Perplesso per la piega che hanno preso le cose all’interno del governo l’ex ministro del Tesoro Peter Costello che, in un suo intervento al Menzies Research Centre, ha detto che “il Partito liberale deve decidere cosa intende inseguire e conseguire nei prossimi dieci anni”. “Quali sono le sue motivazioni” e, se ci sono, “spiegarle al pubblico”. “Perché - ha continuato l’ex braccio destro di Howard - prima che gli elettori prendano la medicina sul fronte delle spese, delle tasse o di qualsiasi altro provvedimeneo” bisogna spiegare loro che “c’è una malattia da curare, dalla quale si può guarire”.

Stessa perplessità, per quanto riguarda l’immobilismo del governo, è stata sollevata dal governatore uscente della Banca centrale, Glenn Stevens, che si è detto incredulo della mancata capacità dei politici di affrontare il tema delle riforme. “Se non avviamo questo dibattito, perché non lo consideriamo importante, ci stiamo prendendo in giro da soli”, ha affermato. Continuando poi, sostenendo che magari lo si farà “solo quando ci sarà un inevitabile momento di crisi”, ma sarebbe il caso di farlo “da subito” per prevenire la crisi stessa.

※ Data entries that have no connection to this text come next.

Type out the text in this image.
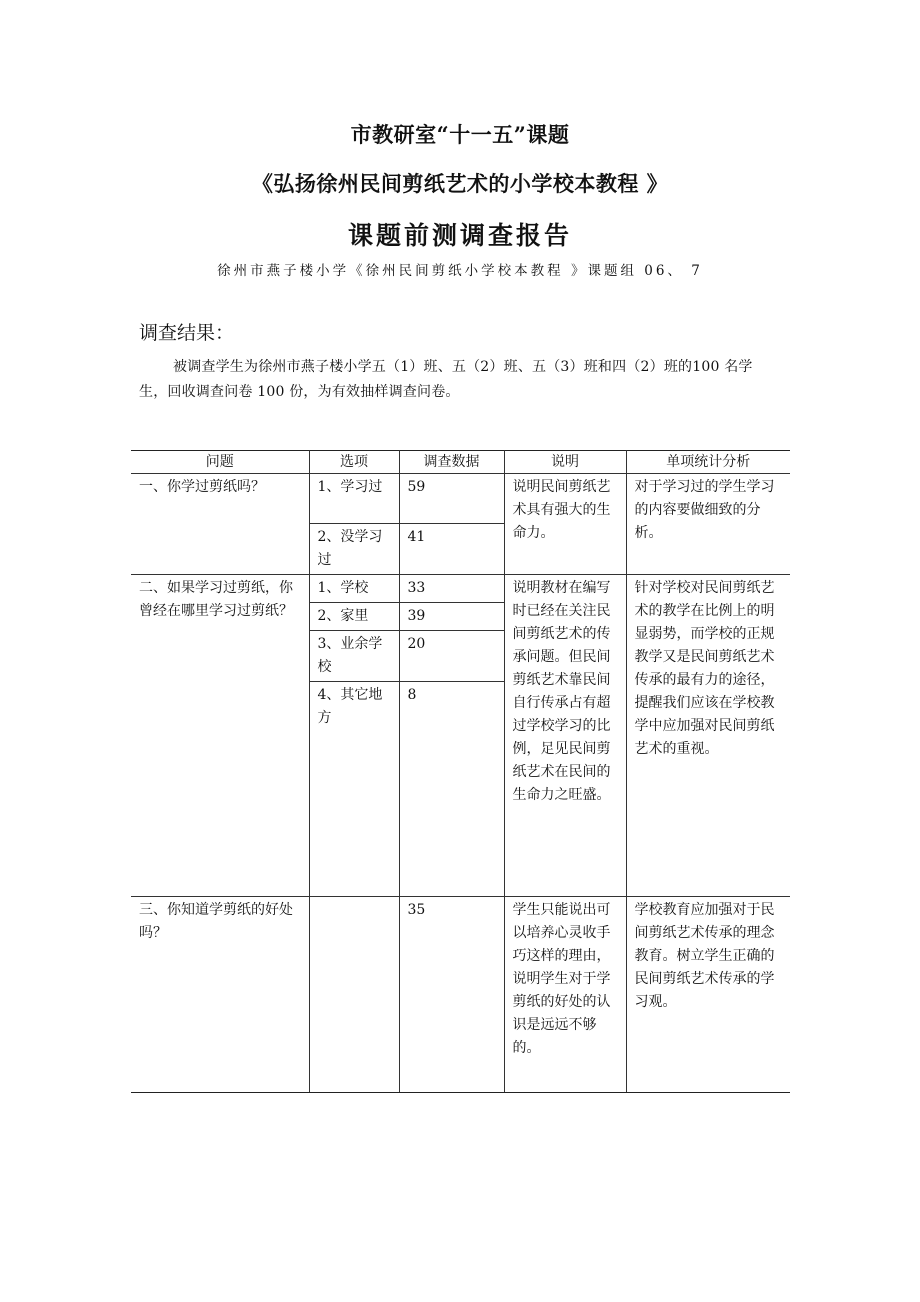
市教研室“十一五”课题
《弘扬徐州民间剪纸艺术的小学校本教程 》
课题前测调查报告
徐州市燕子楼小学《徐州民间剪纸小学校本教程 》课题组 06、 7
调查结果：
被调查学生为徐州市燕子楼小学五（1）班、五（2）班、五（3）班和四（2）班的100 名学生，回收调查问卷 100 份，为有效抽样调查问卷。
问题	选项	调查数据	说明	单项统计分析
一、你学过剪纸吗？	1、学习过	59	说明民间剪纸艺术具有强大的生命力。	对于学习过的学生学习的内容要做细致的分析。
	2、没学习过	41		
二、如果学习过剪纸，你曾经在哪里学习过剪纸？	1、学校	33	说明教材在编写时已经在关注民间剪纸艺术的传承问题。但民间剪纸艺术靠民间自行传承占有超过学校学习的比例，足见民间剪纸艺术在民间的生命力之旺盛。	针对学校对民间剪纸艺术的教学在比例上的明显弱势，而学校的正规教学又是民间剪纸艺术传承的最有力的途径，提醒我们应该在学校教学中应加强对民间剪纸艺术的重视。
	2、家里	39		
	3、业余学校	20		
	4、其它地方	8		
三、你知道学剪纸的好处吗？		35	学生只能说出可以培养心灵收手巧这样的理由，说明学生对于学剪纸的好处的认识是远远不够的。	学校教育应加强对于民间剪纸艺术传承的理念教育。树立学生正确的民间剪纸艺术传承的学习观。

Turnbull non è certamente uno sprovveduto e sa esattamente dove bisognerebbe intervenire. L’ha spiegato lui stesso un anno fa, quando ha entusiasticamente parlato di una nuova leadership, di riforme, di maturità degli elettori, di fiducia e ottimismo: gli australiani avevano tutta l’intenzione di starci, di lasciarsi convincere e lo scorso 2 luglio hanno dimostrato di essere ancora propensi a farlo, di avere ancora un’esilissima speranza che il primo ministro, che hanno appena riconfermato a denti stretti, sia almeno un po’ la persona che si aspettavano, quella con le idee, col coraggio di spiegarle e portarle avanti, con una visione per il futuro. A questo punto speriamo davvero che la carpa porti fortuna.